The inflation plaguing European shoppers has fallen faster than expected. The economy is in the dumps. That has people talking about interest rate cuts by the European Central Bank, perhaps as soon as the first few months of next year.
No rate move is expected at the bank's policy meeting Thursday, and analysts say ECB President Christine Lagarde is highly unlikely to confirm any plans to cut. She may even warn that it’s too early to declare victory over inflation despite how it's improved.
Like the ECB, the U.S. Federal Reserve and other central banks are running into market expectations that they will trim rates to support flagging economic growth now that price spikes have eased. But central bankers just finished drastic rate rises and want to ensure inflation is firmly contained.
Inflation in the 20 countries that use the euro currency surprisingly fell to 2.4% in November. That is not too far from the ECB's goal of 2% considered best for the economy and a far cry from the peak of 10.6% in October 2022.
But wages are still catching up with inflation, leaving consumers feeling less than euphoric even as European city centers deck themselves in Christmas lights.
In Paris, travel agent Amel Zemani says Christmas shopping will have to wait for the post-holiday sales.
“I can’t go shopping this year, I can’t afford Christmas gifts for the kids," she said. “What do they want? They want sneakers. I’m waiting for the sales to give them the gifts then. And they understand.”

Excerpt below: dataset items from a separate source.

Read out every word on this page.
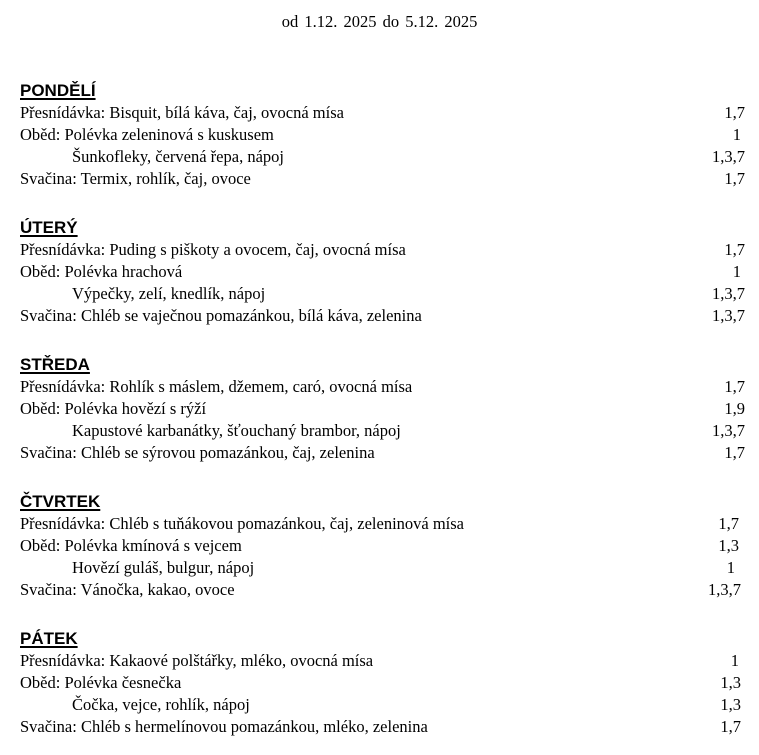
od 1.12. 2025 do 5.12. 2025
PONDĚLÍ
Přesnídávka: Bisquit, bílá káva, čaj, ovocná mísa	1,7
Oběd: Polévka zeleninová s kuskusem	1
Šunkofleky, červená řepa, nápoj	1,3,7
Svačina: Termix, rohlík, čaj, ovoce	1,7
ÚTERÝ
Přesnídávka: Puding s piškoty a ovocem, čaj, ovocná mísa	1,7
Oběd: Polévka hrachová	1
Výpečky, zelí, knedlík, nápoj	1,3,7
Svačina: Chléb se vaječnou pomazánkou, bílá káva, zelenina	1,3,7
STŘEDA
Přesnídávka: Rohlík s máslem, džemem, caró, ovocná mísa	1,7
Oběd: Polévka hovězí s rýží	1,9
Kapustové karbanátky, šťouchaný brambor, nápoj	1,3,7
Svačina: Chléb se sýrovou pomazánkou, čaj, zelenina	1,7
ČTVRTEK
Přesnídávka: Chléb s tuňákovou pomazánkou, čaj, zeleninová mísa	1,7
Oběd: Polévka kmínová s vejcem	1,3
Hovězí guláš, bulgur, nápoj	1
Svačina: Vánočka, kakao, ovoce	1,3,7
PÁTEK
Přesnídávka: Kakaové polštářky, mléko, ovocná mísa	1
Oběd: Polévka česnečka	1,3
Čočka, vejce, rohlík, nápoj	1,3
Svačina: Chléb s hermelínovou pomazánkou, mléko, zelenina	1,7
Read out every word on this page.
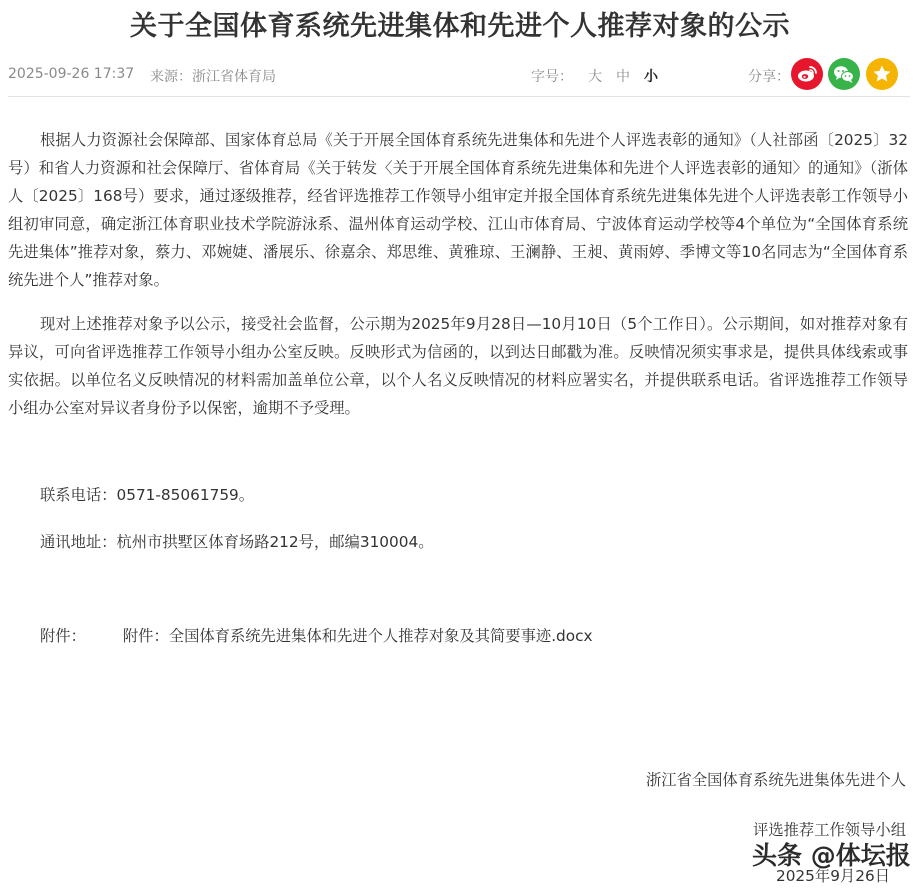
关于全国体育系统先进集体和先进个人推荐对象的公示
2025-09-26 17:37 来源：浙江省体育局	字号： 大 中 小	分享：

根据人力资源社会保障部、国家体育总局《关于开展全国体育系统先进集体和先进个人评选表彰的通知》（人社部函〔2025〕32号）和省人力资源和社会保障厅、省体育局《关于转发〈关于开展全国体育系统先进集体和先进个人评选表彰的通知〉的通知》（浙体人〔2025〕168号）要求，通过逐级推荐，经省评选推荐工作领导小组审定并报全国体育系统先进集体先进个人评选表彰工作领导小组初审同意，确定浙江体育职业技术学院游泳系、温州体育运动学校、江山市体育局、宁波体育运动学校等4个单位为“全国体育系统先进集体”推荐对象，蔡力、邓婉婕、潘展乐、徐嘉余、郑思维、黄雅琼、王澜静、王昶、黄雨婷、季博文等10名同志为“全国体育系统先进个人”推荐对象。

现对上述推荐对象予以公示，接受社会监督，公示期为2025年9月28日—10月10日（5个工作日）。公示期间，如对推荐对象有异议，可向省评选推荐工作领导小组办公室反映。反映形式为信函的，以到达日邮戳为准。反映情况须实事求是，提供具体线索或事实依据。以单位名义反映情况的材料需加盖单位公章，以个人名义反映情况的材料应署实名，并提供联系电话。省评选推荐工作领导小组办公室对异议者身份予以保密，逾期不予受理。

联系电话：0571-85061759。
通讯地址：杭州市拱墅区体育场路212号，邮编310004。
附件： 附件：全国体育系统先进集体和先进个人推荐对象及其简要事迹.docx
浙江省全国体育系统先进集体先进个人
评选推荐工作领导小组
2025年9月26日
头条 @体坛报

Steven Ekerovich, an American photographer living in the French capital, said that while "Paris was lagging easily 50% behind the rest of the major cosmopolitan cities in pricing, it’s catching up fast. Rents, food, clothing. So, you have got to be careful now.”
Europe's falling inflation and economic stagnation — output declined 0.1% in the July-to-September quarter — mean the ECB may be the first major central bank to pivot to rate cuts, said Frederik Ducrozet, head of macroeconomic research at Pictet Wealth Management.

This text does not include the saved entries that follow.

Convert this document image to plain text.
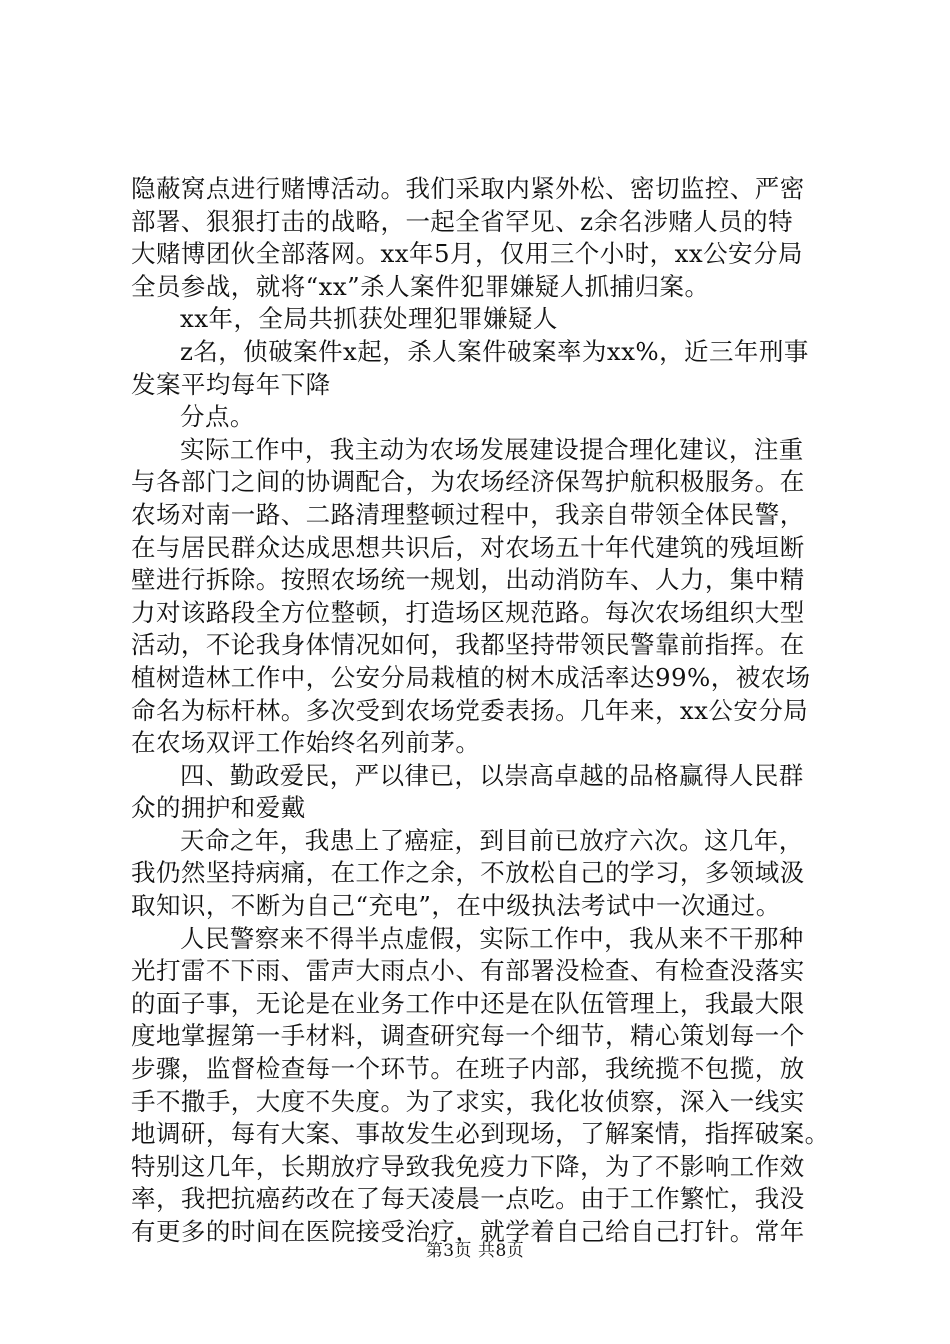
隐蔽窝点进行赌博活动。我们采取内紧外松、密切监控、严密
部署、狠狠打击的战略，一起全省罕见、z余名涉赌人员的特
大赌博团伙全部落网。xx年5月，仅用三个小时，xx公安分局
全员参战，就将“xx”杀人案件犯罪嫌疑人抓捕归案。
xx年，全局共抓获处理犯罪嫌疑人
z名，侦破案件x起，杀人案件破案率为xx%，近三年刑事
发案平均每年下降
分点。
实际工作中，我主动为农场发展建设提合理化建议，注重
与各部门之间的协调配合，为农场经济保驾护航积极服务。在
农场对南一路、二路清理整顿过程中，我亲自带领全体民警，
在与居民群众达成思想共识后，对农场五十年代建筑的残垣断
壁进行拆除。按照农场统一规划，出动消防车、人力，集中精
力对该路段全方位整顿，打造场区规范路。每次农场组织大型
活动，不论我身体情况如何，我都坚持带领民警靠前指挥。在
植树造林工作中，公安分局栽植的树木成活率达99%，被农场
命名为标杆林。多次受到农场党委表扬。几年来，xx公安分局
在农场双评工作始终名列前茅。
四、勤政爱民，严以律已，以崇高卓越的品格赢得人民群
众的拥护和爱戴
天命之年，我患上了癌症，到目前已放疗六次。这几年，
我仍然坚持病痛，在工作之余，不放松自己的学习，多领域汲
取知识，不断为自己“充电”，在中级执法考试中一次通过。
人民警察来不得半点虚假，实际工作中，我从来不干那种
光打雷不下雨、雷声大雨点小、有部署没检查、有检查没落实
的面子事，无论是在业务工作中还是在队伍管理上，我最大限
度地掌握第一手材料，调查研究每一个细节，精心策划每一个
步骤，监督检查每一个环节。在班子内部，我统揽不包揽，放
手不撒手，大度不失度。为了求实，我化妆侦察，深入一线实
地调研，每有大案、事故发生必到现场，了解案情，指挥破案。
特别这几年，长期放疗导致我免疫力下降，为了不影响工作效
率，我把抗癌药改在了每天凌晨一点吃。由于工作繁忙，我没
有更多的时间在医院接受治疗，就学着自己给自己打针。常年
第3页 共8页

But the expectations vary, from Deutsche Bank’s prediction that March is a possibility to Pictet’s view that June is most likely. Lagarde has emphasized that decisions will be made based on the latest information about how the economy is doing.

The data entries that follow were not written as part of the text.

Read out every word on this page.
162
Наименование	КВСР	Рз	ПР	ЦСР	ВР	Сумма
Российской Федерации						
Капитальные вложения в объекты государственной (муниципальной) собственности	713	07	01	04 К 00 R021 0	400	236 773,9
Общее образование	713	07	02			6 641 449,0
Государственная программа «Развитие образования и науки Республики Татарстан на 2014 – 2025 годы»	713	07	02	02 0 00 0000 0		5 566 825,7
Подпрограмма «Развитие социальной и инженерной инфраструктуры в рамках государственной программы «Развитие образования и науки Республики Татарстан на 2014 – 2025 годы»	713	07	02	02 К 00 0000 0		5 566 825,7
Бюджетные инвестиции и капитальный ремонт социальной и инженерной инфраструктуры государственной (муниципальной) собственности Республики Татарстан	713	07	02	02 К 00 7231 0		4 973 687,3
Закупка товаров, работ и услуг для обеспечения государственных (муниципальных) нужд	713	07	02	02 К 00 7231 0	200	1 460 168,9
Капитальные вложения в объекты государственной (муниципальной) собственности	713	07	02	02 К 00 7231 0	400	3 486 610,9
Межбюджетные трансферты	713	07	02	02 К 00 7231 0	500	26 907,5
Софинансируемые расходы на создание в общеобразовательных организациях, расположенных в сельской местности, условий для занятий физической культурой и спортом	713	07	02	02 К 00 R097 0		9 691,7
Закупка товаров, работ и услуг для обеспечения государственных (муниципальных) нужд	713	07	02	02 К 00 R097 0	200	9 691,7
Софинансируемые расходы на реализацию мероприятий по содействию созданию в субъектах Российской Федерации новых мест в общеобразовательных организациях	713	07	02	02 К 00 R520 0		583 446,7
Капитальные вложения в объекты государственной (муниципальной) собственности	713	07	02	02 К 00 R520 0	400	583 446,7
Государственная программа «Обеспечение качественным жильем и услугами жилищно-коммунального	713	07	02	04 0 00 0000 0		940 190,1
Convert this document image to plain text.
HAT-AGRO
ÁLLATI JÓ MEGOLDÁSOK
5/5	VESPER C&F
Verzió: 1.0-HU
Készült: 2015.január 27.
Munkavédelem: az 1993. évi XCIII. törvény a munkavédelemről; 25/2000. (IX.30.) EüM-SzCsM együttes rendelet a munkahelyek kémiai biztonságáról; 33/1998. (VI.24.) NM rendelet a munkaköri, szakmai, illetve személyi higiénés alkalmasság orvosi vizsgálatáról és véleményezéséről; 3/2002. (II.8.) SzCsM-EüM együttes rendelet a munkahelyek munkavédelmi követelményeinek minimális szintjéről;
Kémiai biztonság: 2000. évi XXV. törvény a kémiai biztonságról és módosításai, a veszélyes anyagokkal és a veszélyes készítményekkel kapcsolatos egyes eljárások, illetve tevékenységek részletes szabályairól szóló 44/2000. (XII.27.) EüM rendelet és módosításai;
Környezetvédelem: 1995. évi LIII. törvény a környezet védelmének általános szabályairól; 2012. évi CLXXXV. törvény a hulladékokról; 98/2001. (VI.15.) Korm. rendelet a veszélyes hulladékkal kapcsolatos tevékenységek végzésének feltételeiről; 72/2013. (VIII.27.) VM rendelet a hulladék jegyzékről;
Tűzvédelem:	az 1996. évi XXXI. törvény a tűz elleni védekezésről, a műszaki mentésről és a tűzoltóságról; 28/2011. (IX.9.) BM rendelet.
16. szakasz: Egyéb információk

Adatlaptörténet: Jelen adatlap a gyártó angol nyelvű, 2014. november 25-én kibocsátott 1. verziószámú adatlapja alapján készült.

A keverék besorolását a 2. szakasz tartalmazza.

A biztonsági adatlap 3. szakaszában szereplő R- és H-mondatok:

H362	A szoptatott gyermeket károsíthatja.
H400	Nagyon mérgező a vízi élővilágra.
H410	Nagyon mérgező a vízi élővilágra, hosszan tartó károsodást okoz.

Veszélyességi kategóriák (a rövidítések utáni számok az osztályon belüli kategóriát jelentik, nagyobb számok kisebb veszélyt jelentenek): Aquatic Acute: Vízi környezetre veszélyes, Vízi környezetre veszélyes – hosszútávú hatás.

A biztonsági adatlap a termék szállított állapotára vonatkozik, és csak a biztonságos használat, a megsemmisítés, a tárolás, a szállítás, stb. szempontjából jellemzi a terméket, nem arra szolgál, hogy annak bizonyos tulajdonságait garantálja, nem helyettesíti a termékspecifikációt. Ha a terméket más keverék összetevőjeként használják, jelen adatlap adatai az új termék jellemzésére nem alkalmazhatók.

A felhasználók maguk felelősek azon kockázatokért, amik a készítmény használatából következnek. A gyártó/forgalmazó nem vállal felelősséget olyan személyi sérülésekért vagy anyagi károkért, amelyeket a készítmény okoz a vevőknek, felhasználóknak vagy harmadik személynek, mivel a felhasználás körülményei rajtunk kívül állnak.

“It remains to be seen how strong Lagarde will be able to push back against market pricing. She is more likely to stress the ECB’s data dependence, refraining from committing to any specific sequencing,” Ducrozet said in a research note.
Expectations of a March rate cut may be “excessive euphoria,” said Holger Schmieding, chief economist at Berenberg bank, cautioning that inflation could rise again before falling further. He doesn't see a rate cut before September.
Central banks, including the Fed that met Wednesday and the Bank of England also meeting Thursday, drastically raised rates to stamp out inflation that occurred as the economy rebounded from the COVID-19 pandemic, straining supply chains, and as Russia’s invasion of Ukraine drove food and energy prices higher.
Higher interest rates combat inflation by increasing the cost of borrowing throughout the economy, from bank loans and lines of credit for businesses to mortgages and credit cards. That makes it more expensive to borrow to buy things or invest, lowering demand for goods and easing prices.
Facing an energy crisis that fueled record inflation, the ECB raised its benchmark rate from below zero to an all-time high of 4% between July 2022 and this July.
But higher rates also have held back economic growth. For example, apartment construction projects are being canceled across Germany, the biggest European economy, because they no longer make business sense amid higher interest costs.